Whether contained in the diskette 1210, the optical disk 1220, the computer/CPU 1210, or elsewhere, the instructions may be stored on a variety of machine-readable data storage media.

Therefore, the present invention may be a system, a method, and/or a computer program product. The computer program product may include a computer readable storage medium (or media) having computer readable program instructions thereon for causing a processor to carry out aspects of the present invention.
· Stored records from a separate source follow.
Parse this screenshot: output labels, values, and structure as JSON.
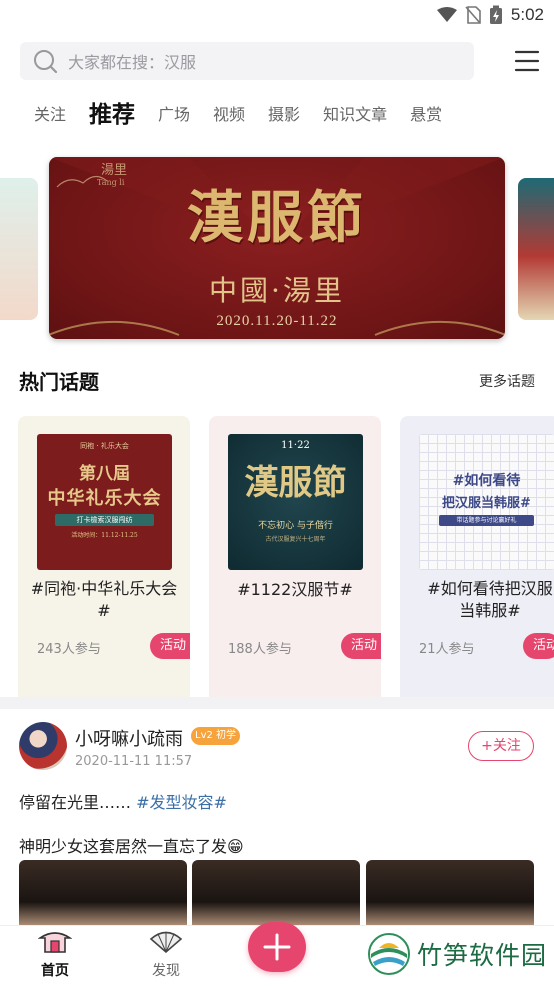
{
  "status_bar": {
    "time": "5:02"
  },
  "search": {
    "placeholder": "大家都在搜：汉服"
  },
  "tabs": [
    {
      "label": "关注",
      "active": false
    },
    {
      "label": "推荐",
      "active": true
    },
    {
      "label": "广场",
      "active": false
    },
    {
      "label": "视频",
      "active": false
    },
    {
      "label": "摄影",
      "active": false
    },
    {
      "label": "知识文章",
      "active": false
    },
    {
      "label": "悬赏",
      "active": false
    }
  ],
  "banner": {
    "logo": "湯里",
    "logo_sub": "Tang li",
    "title": "漢服節",
    "subtitle": "中國·湯里",
    "date": "2020.11.20-11.22"
  },
  "hot_topics": {
    "title": "热门话题",
    "more_label": "更多话题",
    "items": [
      {
        "name": "#同袍·中华礼乐大会#",
        "count": "243人参与",
        "badge": "活动",
        "bg": "#f6f3e8",
        "thumb": {
          "top": "同袍 · 礼乐大会",
          "title1": "第八屆",
          "title2": "中华礼乐大会",
          "ribbon": "打卡檢索汉服闯纺",
          "date": "活动时间：11.12-11.25"
        }
      },
      {
        "name": "#1122汉服节#",
        "count": "188人参与",
        "badge": "活动",
        "bg": "#f9eeee",
        "thumb": {
          "top": "11·22",
          "title": "漢服節",
          "line1": "不忘初心 与子偕行",
          "line2": "古代汉服复兴十七周年"
        }
      },
      {
        "name": "#如何看待把汉服当韩服#",
        "count": "21人参与",
        "badge": "活动",
        "bg": "#eeeef6",
        "thumb": {
          "line1": "#如何看待",
          "line2": "把汉服当韩服#",
          "ribbon": "带话题参与讨论赢好礼"
        }
      }
    ]
  },
  "post": {
    "username": "小呀嘛小疏雨",
    "level": "Lv2 初学",
    "time": "2020-11-11 11:57",
    "follow_label": "+关注",
    "text1": "停留在光里……",
    "tag": "#发型妆容#",
    "text2": "神明少女这套居然一直忘了发😁"
  },
  "bottom_nav": {
    "home": "首页",
    "discover": "发现"
  },
  "watermark": "竹笋软件园",
  "colors": {
    "accent": "#e6456d",
    "link": "#3b6fa8",
    "banner_red": "#7a1718",
    "gold": "#dcb76f"
  }
}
The computer readable storage medium can be a tangible device that can retain and store instructions for use by an instruction execution device. The computer readable storage medium may be, for example, but is not limited to, an electronic storage device, a magnetic storage device, an optical storage device, an electromagnetic storage device, a semiconductor storage device, or any suitable combination of the foregoing. A non-exhaustive list of more specific examples of the computer readable storage medium includes the following: a portable computer diskette, a hard disk, a random access memory (RAM), a read-only memory (ROM), an erasable programmable read-only memory (EPROM or Flash memory), a static random access memory (SRAM), a portable compact disc read-only memory (CD-ROM), a digital versatile disk (DVD), a memory stick, a floppy disk, a mechanically encoded device such as punch-cards or raised structures in a groove having instructions recorded thereon, and any suitable combination of the foregoing. A computer readable storage medium, as used herein, is not to be construed as being transitory signals per se, such as radio waves or other freely propagating electromagnetic waves, electromagnetic waves propagating through a waveguide or other transmission media (e.g., light pulses passing through a fiber-optic cable), or electrical signals transmitted through a wire.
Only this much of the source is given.